Why the buzz? Two big reasons: For one thing, AI’s attention span has historically been short. In the early days of ChatGPT, models could stay on task for only a few seconds. That horizon stretched to minutes for better models, then to hours. The Cursor project claims to be one of the first times an AI system has sustained a complex, open-ended software project for an entire week without human guidance.
The researchers found that the answer was mostly yes. Cursor’s experiment orchestrated hundreds of agents into something like a software team. It had “planners,” “workers,” and “judges” coordinating across millions of lines of code. This hints at what both Cursor and OpenAI say is a near future in which AI doesn’t just assist employees, but takes on entire projects. That would fundamentally reshape how complex work gets done—first in software development, but then in other professions.
There have been AI swarm experiments for a couple of years now. But today, Cursor says, models are smarter and can stay coherent for much longer. The models can be run at a far larger scale, with a custom layer that orchestrates hundreds of agents and keeps them from descending into chaos.
Jonas Nelle, an engineer at Cursor working on long-running AI agents, told Fortune that as AI models keep getting better, engineers and researchers need to revisit their assumptions every few months about what the AI models can do. While he admitted he “wouldn’t download it and delete Chrome today,” the browser project was “certainly better than anything models previously would have been able to do.”

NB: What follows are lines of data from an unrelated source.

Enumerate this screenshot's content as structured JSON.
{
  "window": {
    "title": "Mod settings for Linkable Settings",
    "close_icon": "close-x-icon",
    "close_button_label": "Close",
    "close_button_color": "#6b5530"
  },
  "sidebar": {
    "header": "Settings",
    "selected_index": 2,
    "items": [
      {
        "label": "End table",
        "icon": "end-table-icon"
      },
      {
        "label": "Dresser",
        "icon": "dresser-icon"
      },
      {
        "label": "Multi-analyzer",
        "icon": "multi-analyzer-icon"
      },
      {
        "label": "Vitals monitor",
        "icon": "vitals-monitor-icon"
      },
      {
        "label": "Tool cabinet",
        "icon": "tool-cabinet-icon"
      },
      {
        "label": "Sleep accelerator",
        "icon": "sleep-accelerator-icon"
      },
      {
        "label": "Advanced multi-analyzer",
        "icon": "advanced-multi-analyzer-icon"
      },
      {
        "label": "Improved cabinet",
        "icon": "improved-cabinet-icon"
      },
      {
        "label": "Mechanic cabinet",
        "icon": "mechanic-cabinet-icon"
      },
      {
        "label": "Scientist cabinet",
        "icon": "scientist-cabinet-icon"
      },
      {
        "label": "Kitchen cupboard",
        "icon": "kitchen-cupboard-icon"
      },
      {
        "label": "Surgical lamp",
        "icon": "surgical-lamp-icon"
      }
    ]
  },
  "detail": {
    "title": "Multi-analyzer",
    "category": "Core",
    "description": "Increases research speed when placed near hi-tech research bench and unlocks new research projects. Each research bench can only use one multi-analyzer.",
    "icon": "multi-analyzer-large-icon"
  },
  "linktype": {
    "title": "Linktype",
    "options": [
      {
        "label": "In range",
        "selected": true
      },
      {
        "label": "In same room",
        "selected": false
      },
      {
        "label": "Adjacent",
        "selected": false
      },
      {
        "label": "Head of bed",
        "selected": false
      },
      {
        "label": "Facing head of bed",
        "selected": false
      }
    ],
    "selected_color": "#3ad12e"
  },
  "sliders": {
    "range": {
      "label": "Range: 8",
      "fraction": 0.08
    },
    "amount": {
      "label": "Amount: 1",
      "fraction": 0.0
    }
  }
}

These long-running agents are an important frontier, added Bill Chen, an OpenAI engineer who stress-tests and evaluates the real-world behavior of the company’s models. The length of a task, and the fact that an AI system can accomplish the task autonomously and coherently is a “very good indicator of how intelligent and how general a system is,” he said. The Cursor project, which was powered by OpenAI’s GPT-5.2, is “a direct result of us really continuously pushing forward the boundaries of model capabilities.” In the future, he said, there will be even longer horizon tests.
Still, these are not production-ready systems. Besides being buggy and incomplete, a project running swarms of agents for days or weeks is expensive. While prices have fallen steeply over the past year, long-running jobs with hundreds of AI agents can still rack up costs.
There are also security issues. An autonomous system raises worries about vulnerabilities, data leaks, and much more, and requires many new layers of control and auditability.
But Chen said he foresees a near future where something like this could be ready “for broad consumption and at a not prohibitive cost. Progress has been continuous so far, he explained, and there have been important unlocks every step of the way. For now, he said, the excitement is driven by the fact that this is a real, practical example of model capability, “versus how this model performs on academic and public evaluations and benchmarks.”